Il buon Franco “Lys” Di Mauro ha già recensito il cd in questione qui su Black Milk, ma essendomene arrivata una copia a casa, dopo un ascolto fulmineo non posso esimermi dal dire due parole anche io. Perché questo è un  grande album di garage sbavante, rabbioso come un lupo mannaro e soprattutto competitivo a livello internazionale. Roba che lacera culi e lo fa in modo che non siano riparabili nemmeno con una cucitrice industriale.

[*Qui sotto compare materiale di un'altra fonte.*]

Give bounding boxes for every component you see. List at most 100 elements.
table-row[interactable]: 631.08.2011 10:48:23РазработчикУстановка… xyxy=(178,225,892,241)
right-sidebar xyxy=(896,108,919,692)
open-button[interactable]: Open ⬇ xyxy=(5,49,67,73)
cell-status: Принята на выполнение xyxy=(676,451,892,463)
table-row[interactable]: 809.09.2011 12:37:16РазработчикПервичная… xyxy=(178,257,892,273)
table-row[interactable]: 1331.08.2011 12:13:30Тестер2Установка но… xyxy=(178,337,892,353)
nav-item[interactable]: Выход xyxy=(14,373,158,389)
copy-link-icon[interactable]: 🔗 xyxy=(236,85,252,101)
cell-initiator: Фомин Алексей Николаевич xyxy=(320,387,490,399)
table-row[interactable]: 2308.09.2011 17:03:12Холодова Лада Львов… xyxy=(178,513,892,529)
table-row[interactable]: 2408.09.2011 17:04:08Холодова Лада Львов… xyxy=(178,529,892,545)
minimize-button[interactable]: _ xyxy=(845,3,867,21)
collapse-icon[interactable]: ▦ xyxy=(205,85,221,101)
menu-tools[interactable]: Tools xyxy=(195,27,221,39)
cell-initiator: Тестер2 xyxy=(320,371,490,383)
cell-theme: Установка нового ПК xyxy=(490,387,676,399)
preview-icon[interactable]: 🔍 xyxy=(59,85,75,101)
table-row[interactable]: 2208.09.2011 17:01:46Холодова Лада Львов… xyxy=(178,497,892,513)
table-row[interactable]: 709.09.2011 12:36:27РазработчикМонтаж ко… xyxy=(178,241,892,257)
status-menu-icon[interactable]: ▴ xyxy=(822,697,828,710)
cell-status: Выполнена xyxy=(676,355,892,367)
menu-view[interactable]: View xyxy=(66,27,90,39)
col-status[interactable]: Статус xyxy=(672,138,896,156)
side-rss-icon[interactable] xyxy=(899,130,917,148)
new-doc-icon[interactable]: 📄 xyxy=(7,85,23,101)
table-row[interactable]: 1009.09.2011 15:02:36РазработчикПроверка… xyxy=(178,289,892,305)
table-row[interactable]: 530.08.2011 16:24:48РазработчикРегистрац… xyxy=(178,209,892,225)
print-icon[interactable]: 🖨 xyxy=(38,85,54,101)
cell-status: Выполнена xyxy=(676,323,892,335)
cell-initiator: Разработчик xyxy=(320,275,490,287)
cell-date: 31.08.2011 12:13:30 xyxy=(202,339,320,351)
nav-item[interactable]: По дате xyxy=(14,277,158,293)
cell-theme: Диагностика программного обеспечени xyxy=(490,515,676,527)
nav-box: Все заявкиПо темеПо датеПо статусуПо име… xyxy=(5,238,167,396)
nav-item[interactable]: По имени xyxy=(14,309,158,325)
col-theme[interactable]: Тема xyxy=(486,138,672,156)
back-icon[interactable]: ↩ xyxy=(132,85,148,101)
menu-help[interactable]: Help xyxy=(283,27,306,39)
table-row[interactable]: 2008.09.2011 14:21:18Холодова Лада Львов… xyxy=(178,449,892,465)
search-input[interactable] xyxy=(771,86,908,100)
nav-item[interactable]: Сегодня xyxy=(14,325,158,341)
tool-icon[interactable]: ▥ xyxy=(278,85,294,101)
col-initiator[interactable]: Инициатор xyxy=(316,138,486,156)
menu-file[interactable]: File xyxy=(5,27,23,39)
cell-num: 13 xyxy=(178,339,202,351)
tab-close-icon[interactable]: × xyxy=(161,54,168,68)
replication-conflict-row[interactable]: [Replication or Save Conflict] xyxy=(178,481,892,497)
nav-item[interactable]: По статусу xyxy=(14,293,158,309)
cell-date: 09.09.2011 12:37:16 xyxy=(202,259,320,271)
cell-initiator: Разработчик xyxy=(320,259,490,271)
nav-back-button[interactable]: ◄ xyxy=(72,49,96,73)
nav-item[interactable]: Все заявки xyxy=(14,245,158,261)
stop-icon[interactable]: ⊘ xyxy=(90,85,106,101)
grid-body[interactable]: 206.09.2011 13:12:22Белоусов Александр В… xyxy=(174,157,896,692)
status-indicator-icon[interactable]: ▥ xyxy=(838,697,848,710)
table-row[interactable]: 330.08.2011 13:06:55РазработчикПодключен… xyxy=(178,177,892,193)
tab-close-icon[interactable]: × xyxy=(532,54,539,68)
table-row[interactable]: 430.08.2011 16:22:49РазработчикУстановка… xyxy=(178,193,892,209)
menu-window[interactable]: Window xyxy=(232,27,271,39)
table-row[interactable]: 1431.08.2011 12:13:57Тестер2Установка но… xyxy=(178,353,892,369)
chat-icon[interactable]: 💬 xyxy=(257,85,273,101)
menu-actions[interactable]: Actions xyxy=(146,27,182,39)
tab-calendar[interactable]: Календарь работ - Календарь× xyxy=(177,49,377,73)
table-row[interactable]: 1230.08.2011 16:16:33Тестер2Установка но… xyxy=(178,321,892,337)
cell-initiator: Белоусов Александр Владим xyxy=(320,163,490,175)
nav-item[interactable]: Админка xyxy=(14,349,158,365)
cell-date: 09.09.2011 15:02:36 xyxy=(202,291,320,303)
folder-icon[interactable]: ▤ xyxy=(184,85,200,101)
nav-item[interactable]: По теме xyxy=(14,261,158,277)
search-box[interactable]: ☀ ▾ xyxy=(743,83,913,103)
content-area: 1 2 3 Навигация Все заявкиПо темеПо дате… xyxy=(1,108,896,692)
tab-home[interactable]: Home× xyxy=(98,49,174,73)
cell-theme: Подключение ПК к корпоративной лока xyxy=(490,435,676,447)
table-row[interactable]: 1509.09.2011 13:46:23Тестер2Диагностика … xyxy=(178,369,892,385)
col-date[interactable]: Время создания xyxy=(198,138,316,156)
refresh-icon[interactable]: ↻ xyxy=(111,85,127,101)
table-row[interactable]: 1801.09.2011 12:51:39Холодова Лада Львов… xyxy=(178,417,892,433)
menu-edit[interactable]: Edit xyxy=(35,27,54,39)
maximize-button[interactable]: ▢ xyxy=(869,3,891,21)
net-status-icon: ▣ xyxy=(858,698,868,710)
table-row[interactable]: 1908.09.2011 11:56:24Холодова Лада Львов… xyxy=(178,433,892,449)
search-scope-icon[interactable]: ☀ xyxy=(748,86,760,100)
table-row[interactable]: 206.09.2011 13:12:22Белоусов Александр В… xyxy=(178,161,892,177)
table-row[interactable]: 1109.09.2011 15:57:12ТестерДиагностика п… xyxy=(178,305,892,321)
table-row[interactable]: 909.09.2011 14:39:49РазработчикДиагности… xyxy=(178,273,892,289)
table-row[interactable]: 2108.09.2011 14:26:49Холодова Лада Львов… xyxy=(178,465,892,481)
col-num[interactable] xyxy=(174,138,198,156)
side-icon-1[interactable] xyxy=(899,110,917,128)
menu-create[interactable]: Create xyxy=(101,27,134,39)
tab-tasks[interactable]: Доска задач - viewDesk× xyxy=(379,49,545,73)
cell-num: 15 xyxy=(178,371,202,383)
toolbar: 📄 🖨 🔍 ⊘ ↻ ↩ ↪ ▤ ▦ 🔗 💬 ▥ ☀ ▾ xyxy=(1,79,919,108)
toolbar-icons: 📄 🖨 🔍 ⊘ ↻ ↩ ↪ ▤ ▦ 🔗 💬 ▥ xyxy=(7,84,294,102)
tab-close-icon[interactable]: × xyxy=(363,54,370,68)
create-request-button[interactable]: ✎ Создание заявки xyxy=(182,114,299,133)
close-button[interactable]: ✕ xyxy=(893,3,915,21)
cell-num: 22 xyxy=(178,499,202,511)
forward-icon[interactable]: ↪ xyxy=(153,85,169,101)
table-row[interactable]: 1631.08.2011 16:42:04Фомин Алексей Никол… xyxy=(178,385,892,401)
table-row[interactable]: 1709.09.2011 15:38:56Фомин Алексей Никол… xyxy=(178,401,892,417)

I Rippers insomma non le mandano a dire… ma neppure aspettano che si apra bocca. Randellano a priori, con l’occhio pallato e i movimenti nervosi di chi s’è fatto quel paio di botte di troppo di speed. E poi potrebbe succedere di tutto: un collasso, una rissa col morto, un’orgia, una bevuta fino al coma etilico.

Questo è garage revival incattivito, filtrato attraverso il punk più urticante: ogni riff è una coltellata e ogni pezzo un potenziale macello. Non fate l’errore di considerarli solo uno dei tanti gruppi italiani. I Rippers sono di una classe superiore. E chi non ci crede è Whitney Houston.